Sorrento accoglie millecinquecento otorinolaringoiatri: è 104° SIO fino a sabato

Reportage

Da sinistra, il secondo in prima fila è il presidente del 104° SIO Carlo Antonio Leone, nella giornata inaugurale dei lavori. © C. P.

È cominciato all’insegna della generosità partenopea il 104° congresso SIO in programma da mercoledì 24 a sabato 27 maggio 2017 a Sorrento, nelle ampie aule dell’Hilton Sorrento Palace capaci di accogliere millecinquecento partecipanti iscritti all’evento formativo presieduto da Carlo Antonio Leone.

A Sorrento in questi giorni intervengono millecinquecento partecipanti iscritti: specialisti, specializzandi, studenti, tecnici e operatori del settore. All’Auditorium Sirene dell’Hilton Sorrento Palace il folto pubblico della prima giornata. © C. P.

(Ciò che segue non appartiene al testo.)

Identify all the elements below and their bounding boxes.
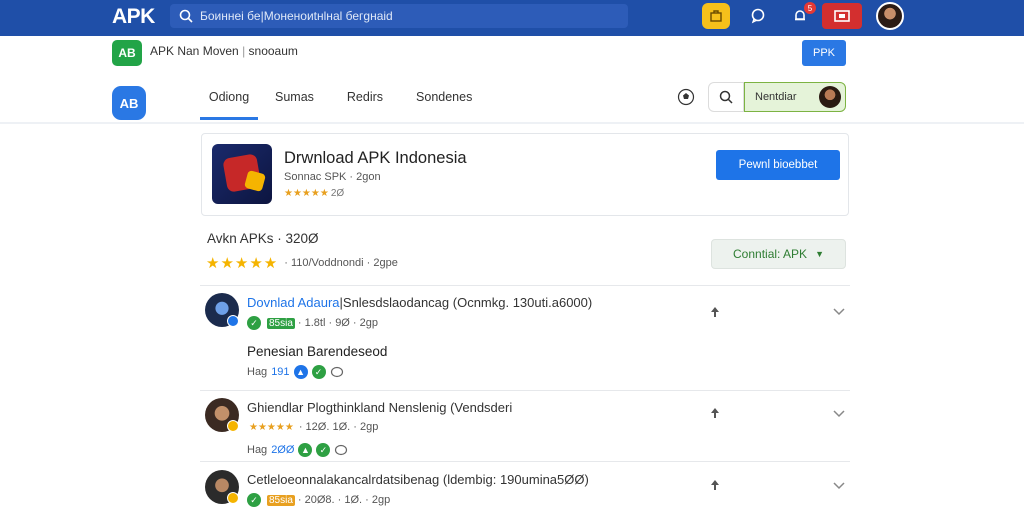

La rinomata località alle pendici del Vesuvio fa da cornice prestigiosa per l’annuale appuntamento della Società Italiana di Otorinolaringologia e Chirurgia Cervico-Facciale, che registra in questa edizione numeri di grande soddisfazione per gli organizzatori. Fin dal primo giorno dei lavori, la mattinata dedicata ai corsi monotematici ha visto la nutrita partecipazione di specialisti e specializzandi di ogni età, molti giovani, che in qualche caso hanno anche tenuto relazioni scientifiche a sostegno degli argomenti, approfonditi dai gruppi di lavoro e ricerca di varie scuole italiane. Otto aule in contemporanea impegnate su diversi temi, fra cui quelli otologici come le nuove tendenze relative alla chirurgia del colesteatoma e le indicazioni tecniche della timpanoplastica aperta, un approccio pratico alla diagnosi e alla terapia della vertigine parossistica posizionale e la vertigine emicranica, l’identificazione e il trattamento dei pazienti a rischio nella chirurgia dell’orecchio medio e dell’impianto cocleare con particolare riferimento all’arteria carotide interna e al bulbo della giugulare, le strategie terapeutiche nel trattamento del neurinoma del nervo acustico e la conservazione dell’udito in questa chirurgia, la gestione integrata del bambino ipoacusico dalla diagnosi alla riabilitazione logopedica, l’evoluzione della tecnica della miringoplastica, la chirurgia ricostruttiva del padiglione e la riabilitazione uditiva, il follow-up a lungo termine delle protesi impiantabili di orecchio medio per il trattamento dell’ipoacusia mista, l’acquisizione di competenze chirurgiche per l’endoscopia dell’orecchio e del basicranio laterale attraverso un programma di training stadiato, l’integrazione fra chirurgo e patologo nella diagnosi intraoperatoria delle neoplasie della testa e del collo.

Fuori dai momenti didattici, emozionante in pieno stile partenopeo è stata l’esibizione del giovane maestro Davide Santacolomba, pianista di livello internazionale, che ha deliziato i presenti con un concerto e una sorpresa, destinata a motivare ulteriormente gli obiettivi professionali degli specialisti otorinolaringoiatri: il ragazzo, infatti, porta un impianto cocleare. © C. P.
I contenuti scientifici della relazione ufficiale del congresso, curati da Giancarlo Cianfrone, hanno approfondito le controversie diagnostico-terapeutiche in otorinolaringoiatria. © C. P.